Когда впереди наметилось движение, беглый райца от ужаса обратился в ледышку. Сколько ни думал о гибели, а как пришлось во все глаза посмотреть… Он почти по именам узнал серые тени, готовые разогнуться беспощадными тайными воинами. Понял, который из них подойдёт к нему самым первым, усмехаясь всем лицом, кроме глаз…

Четвероногие тени не поспешили вытягиваться в людей. Ознобиша моргнул, отогнал морок и всё равно понял: это конец. Загнанного подранка брала в кольцо стая одичавших собак.

Семёрка поджарых, мощных зверей, возглавляемая хромой серой сукой.

Наверно, когда-то они вместе таскали тяжёлую нарту. Вон тот рыжий был сильным коренником у барана саней. Дороги не выбирал – вожака слушал. Он прыгнет первым, собьёт. Бросятся остальные и…

Сука принюхалась, отбежала под ветер, вскинула голову.

Ознобиша не сводил глаз с рыжего. За миг перед тем, как тот взрыл задними лапами снег, – яростно крикнул, взмахнул крепким кайком, сбивая зверю бросок. Злой кобель рявкнул, прянул в сторону, изготовился вновь.

Сердце довершало бешеный счёт. Снег за спиной прошуршал под быстрым скачком. Ознобиша начал оборачиваться, неловкий на лыжах, зная, что не успеет. Шатнулся, припал на колено…

Сука выскочила из-за него. Встала близко, боком, заслоняя от рыжего. Прорычала всей стае тёмные пёсьи слова, возглашая внятный запрет. Повернулась к Ознобише… Она ли выводила стаю к добыче? Что такого унюхала, что даже голод не вынудил преступить?.. Умильно прижатые уши, виляющий хвост, в глазах – память, тоска. Чёрный нос жадно обшарил исцарапанный кожух, влез в правый рукав, где свила гнездо боль. Ознобиша хватал ртом воздух и снег, никак не мог отдышаться. Наконец осмелел, тронул рукавицей серую гриву… Сучилища вздохнула, привалилась литым плечом, едва не опрокинув его.


«Где ж твой любимый хозяин? Замёрз в бурю, свернул шею на крутизне? Угодил разбойникам под кистень?..»
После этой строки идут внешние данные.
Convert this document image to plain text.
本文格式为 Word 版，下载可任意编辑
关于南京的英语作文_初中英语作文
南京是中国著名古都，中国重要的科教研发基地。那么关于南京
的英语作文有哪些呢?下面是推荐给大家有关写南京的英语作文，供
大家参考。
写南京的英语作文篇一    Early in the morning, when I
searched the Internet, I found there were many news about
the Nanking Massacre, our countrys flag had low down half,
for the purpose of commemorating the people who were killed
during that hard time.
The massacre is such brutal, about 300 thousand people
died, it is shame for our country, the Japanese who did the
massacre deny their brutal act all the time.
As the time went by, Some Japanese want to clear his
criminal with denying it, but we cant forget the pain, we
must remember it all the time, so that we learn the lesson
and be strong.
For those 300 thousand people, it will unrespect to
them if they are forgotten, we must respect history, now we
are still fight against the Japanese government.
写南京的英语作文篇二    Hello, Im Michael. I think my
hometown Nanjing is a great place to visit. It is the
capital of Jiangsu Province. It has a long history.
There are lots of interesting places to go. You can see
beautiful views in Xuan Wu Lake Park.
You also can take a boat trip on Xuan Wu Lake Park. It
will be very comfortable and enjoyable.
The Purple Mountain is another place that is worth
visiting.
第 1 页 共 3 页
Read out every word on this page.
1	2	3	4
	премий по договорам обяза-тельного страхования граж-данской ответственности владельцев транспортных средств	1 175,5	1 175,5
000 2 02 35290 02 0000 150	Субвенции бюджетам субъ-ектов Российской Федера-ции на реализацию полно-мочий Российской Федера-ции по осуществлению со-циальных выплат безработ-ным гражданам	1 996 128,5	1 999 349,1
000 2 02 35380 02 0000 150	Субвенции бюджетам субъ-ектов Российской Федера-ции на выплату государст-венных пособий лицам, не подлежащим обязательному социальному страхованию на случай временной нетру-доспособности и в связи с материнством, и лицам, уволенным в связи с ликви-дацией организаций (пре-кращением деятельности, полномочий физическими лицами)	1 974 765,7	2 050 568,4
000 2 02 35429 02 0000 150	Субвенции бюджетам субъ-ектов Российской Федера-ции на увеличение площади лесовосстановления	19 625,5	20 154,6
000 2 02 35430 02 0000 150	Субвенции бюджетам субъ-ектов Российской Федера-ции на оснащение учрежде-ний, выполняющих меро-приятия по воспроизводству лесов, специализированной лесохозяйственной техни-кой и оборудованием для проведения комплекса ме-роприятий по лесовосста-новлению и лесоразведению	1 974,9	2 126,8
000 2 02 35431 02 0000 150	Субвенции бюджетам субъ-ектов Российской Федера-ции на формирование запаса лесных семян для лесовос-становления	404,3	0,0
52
Собака может очень многое рассказать, но не всё. Устав гадать, Ознобиша бездумно вверился стае. Шёл, куда вели псы, вновь привычно выстроившиеся упряжкой. Спал в снежной норе, притулившись среди мохнатых клубков. Сил, правда, оставалось всё меньше. Листы разысканий, перечитанные семьдесят семь раз, лежали повитые узорочным пояском. Царевна признает дело своих рук, когда кто-нибудь найдёт свиток и, убоявшись пустить на растопку, передаст в Выскирег…

О том, что мысленные листы существовали лишь для него, Ознобиша вспоминал через раз.

На третье утро пегий кобель, помощник водильщицы, приволок утку. Что голодной стае маленькая костлявая утка? Всё же Ознобише досталась лапка: цевка да грязно-жёлтые перепонки. Он сгрыз, что зубам поддалось, едва не рыча. Спрятал косточку на потом…

И запоздало сообразил: а ведь рядом деревня. Огородные пруды, рыбные, птичьи.

– Ты куда ходил, пегий? Где утку поймал?

Кобель не понял его. Ознобиша решился было распутать след удачливого охотника, но отпечатки лап скоро спрятались в сыпучем снегу. Безлесные угорья, одинаковые во все стороны, уходили прямо в серые небеса. Дымом ниоткуда не пахло. Ознобиша заплакал бы, но не было слёз.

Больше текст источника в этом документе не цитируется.